The same potential protections exist for harm related to N95 masks and mechanical ventilators.
COVID-19 is included in the federal government's Countermeasures Injury Compensation Program, which can offer benefits to eligible individuals who experience a serious injury related to vaccinations, medications or devices that are intended to help the nation's fight against a pandemic and other emergencies.
"On the rare chance you suffered a serious injury, or the death of a loved one, from the administration or use of a covered countermeasure, you may qualify for benefits," the Heath Resources & Services Administration says online.
The U.S. Department of Health and Human Services refers to the CICP as a "last resort" option for payment, meaning it would only cover reimbursement for medical expenses or lost wages that couldn't already be covered by other avenues such as health insurance or workers' compensation.
The program doesn't mean that the COVID-19 vaccine is dangerous.
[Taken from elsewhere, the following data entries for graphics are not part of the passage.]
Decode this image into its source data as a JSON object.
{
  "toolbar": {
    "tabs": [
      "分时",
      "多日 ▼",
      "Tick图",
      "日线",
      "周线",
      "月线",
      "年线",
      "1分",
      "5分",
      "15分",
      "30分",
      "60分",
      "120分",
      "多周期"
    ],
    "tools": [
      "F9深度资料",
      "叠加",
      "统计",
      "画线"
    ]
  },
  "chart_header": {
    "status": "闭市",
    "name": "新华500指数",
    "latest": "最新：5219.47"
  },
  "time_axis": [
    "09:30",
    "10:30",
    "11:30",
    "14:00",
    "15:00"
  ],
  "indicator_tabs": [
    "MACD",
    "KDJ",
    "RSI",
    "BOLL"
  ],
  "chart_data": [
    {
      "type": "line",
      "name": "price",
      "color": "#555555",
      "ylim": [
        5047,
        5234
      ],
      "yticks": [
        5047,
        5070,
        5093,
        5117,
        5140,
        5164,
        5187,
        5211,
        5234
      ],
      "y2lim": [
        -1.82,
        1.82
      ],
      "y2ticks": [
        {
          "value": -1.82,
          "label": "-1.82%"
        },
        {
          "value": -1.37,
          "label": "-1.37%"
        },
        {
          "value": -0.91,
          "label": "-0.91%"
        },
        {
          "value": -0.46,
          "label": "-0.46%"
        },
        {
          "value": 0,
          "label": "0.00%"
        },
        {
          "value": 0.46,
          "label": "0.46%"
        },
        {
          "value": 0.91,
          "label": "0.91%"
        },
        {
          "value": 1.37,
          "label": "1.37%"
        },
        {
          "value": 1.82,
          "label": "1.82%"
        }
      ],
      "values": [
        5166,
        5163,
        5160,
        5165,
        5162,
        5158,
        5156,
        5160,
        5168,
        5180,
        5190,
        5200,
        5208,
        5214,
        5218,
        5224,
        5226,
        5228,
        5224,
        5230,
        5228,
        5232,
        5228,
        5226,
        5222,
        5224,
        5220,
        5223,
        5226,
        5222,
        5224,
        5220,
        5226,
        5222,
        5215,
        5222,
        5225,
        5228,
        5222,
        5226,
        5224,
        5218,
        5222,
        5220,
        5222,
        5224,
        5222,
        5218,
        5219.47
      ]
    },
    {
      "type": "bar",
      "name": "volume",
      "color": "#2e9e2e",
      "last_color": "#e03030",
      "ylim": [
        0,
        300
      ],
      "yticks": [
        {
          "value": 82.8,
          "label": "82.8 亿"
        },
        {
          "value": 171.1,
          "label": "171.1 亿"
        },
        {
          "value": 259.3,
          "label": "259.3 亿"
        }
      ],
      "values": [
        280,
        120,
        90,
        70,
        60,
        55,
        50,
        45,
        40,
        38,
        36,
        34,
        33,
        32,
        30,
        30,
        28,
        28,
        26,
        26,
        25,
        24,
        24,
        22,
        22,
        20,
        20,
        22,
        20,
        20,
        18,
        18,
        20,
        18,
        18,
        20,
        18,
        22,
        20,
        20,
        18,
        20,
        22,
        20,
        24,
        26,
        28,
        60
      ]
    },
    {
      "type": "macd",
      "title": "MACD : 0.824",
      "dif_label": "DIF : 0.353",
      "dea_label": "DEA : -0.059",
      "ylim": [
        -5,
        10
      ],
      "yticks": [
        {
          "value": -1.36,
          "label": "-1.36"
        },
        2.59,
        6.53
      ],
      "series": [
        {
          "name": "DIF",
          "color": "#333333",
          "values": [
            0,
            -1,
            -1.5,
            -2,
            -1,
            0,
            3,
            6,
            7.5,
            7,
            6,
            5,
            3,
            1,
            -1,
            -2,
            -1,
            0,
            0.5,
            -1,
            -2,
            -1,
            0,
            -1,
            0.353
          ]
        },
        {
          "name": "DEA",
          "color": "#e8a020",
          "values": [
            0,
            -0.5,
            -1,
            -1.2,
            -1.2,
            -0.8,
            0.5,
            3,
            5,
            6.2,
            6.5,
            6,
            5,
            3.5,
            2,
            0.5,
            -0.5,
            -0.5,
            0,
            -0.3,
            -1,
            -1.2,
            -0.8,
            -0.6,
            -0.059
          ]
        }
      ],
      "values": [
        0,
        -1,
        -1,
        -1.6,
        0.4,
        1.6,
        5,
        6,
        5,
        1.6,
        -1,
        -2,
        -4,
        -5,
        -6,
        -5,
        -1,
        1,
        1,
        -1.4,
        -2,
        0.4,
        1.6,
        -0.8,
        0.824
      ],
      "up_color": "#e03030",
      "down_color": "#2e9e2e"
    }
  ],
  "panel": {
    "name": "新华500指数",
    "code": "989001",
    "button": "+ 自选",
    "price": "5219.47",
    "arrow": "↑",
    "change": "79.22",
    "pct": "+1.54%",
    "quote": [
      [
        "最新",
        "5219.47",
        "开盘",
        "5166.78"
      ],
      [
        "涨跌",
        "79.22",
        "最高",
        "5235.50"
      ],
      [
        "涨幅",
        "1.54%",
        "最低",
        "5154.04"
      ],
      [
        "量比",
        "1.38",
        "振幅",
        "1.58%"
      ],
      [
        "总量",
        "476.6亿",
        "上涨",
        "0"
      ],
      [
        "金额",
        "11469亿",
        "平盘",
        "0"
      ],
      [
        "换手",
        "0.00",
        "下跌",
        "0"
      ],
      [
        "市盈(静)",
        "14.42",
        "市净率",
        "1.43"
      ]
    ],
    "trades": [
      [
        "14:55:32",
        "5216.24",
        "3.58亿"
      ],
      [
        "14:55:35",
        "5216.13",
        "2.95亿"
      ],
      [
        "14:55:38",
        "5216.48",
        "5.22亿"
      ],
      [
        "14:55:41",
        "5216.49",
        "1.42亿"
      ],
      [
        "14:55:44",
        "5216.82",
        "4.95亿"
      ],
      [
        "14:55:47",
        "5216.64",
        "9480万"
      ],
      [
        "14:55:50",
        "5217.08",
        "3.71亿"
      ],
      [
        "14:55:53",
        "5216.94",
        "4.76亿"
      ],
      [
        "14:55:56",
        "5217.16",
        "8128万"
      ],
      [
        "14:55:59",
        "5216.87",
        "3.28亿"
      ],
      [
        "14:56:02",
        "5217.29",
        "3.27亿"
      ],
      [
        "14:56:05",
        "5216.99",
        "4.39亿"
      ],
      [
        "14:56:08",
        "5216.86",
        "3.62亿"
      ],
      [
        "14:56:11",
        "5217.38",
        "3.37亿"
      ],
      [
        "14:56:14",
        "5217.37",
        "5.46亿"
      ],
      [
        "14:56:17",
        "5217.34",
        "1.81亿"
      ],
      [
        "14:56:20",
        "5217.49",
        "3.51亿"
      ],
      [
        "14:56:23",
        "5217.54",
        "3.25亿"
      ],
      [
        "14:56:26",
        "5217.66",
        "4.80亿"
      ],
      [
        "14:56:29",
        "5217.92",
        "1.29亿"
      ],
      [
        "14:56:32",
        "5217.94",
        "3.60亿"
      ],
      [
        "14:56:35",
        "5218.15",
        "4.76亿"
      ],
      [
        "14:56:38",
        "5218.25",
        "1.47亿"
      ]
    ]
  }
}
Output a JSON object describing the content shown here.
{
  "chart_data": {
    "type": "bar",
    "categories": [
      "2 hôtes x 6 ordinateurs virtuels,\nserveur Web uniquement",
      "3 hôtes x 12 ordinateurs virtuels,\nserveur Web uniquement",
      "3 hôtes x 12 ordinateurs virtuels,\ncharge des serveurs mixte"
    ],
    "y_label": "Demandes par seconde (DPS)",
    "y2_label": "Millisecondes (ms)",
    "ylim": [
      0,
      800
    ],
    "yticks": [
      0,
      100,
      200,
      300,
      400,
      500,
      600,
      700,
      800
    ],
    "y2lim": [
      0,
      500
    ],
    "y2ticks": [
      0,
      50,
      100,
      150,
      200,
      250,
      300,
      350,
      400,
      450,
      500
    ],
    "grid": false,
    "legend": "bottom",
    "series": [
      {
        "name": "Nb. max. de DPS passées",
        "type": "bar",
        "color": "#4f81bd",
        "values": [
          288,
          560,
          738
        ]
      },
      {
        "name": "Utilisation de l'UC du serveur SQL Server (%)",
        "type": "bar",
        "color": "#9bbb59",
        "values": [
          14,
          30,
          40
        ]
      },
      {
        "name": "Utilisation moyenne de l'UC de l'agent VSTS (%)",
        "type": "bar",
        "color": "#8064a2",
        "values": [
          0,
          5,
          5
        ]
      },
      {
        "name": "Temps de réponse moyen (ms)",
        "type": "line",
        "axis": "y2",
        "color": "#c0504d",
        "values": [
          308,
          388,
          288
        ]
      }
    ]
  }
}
This week, Dr. Ed Lifshitz, the director of the state's Communicable Disease Services, said there's been “zero deaths from the vaccine" after 5 million doses administered in the country.
"I certainly would take my odds with the vaccine over the virus, any day of the week,” he said Monday.
Like its National Vaccine Injury Compensation Program counterpart, the CICP is a no-fault process and system — the government isn't admitting that a specific vaccine or device caused one's harm, but enough documentation has been provided to allow for financial compensation of past losses.
Since the CICP's inception in 2010, through Dec. 1, 2020, the nation handled 499 claims from individuals who claimed to have been injured by a countermeasure related to covered areas such as Ebola, Zika and certain insecticides.
Getting your hands on compensation, however, doesn't appear to be so easy. According to Drew Britcher, an attorney in Glen Rock whose office handles vaccine injury claims, 450 of those submitted claims were found to be ineligible for compensation. Another 10 cases remain under review.
"None of us really knows what exactly the COVID vaccination's circumstances are going to be yet," Britcher said.
"If you or a loved one has suffered some kind of complication of treatment associated with COVID, they have one year from when they utilized or was administered the particular countermeasure to file their claim."
The program could also provide death benefits to those who've survived the victim, whether or not the death was related to the countermeasure.
Unlike those who file for compensation through the VICP, which actually puts up money for attorneys' fees and costs to those who are found eligible for compensation, people do not need a lawyer's help to file a CICP claim, Britcher noted.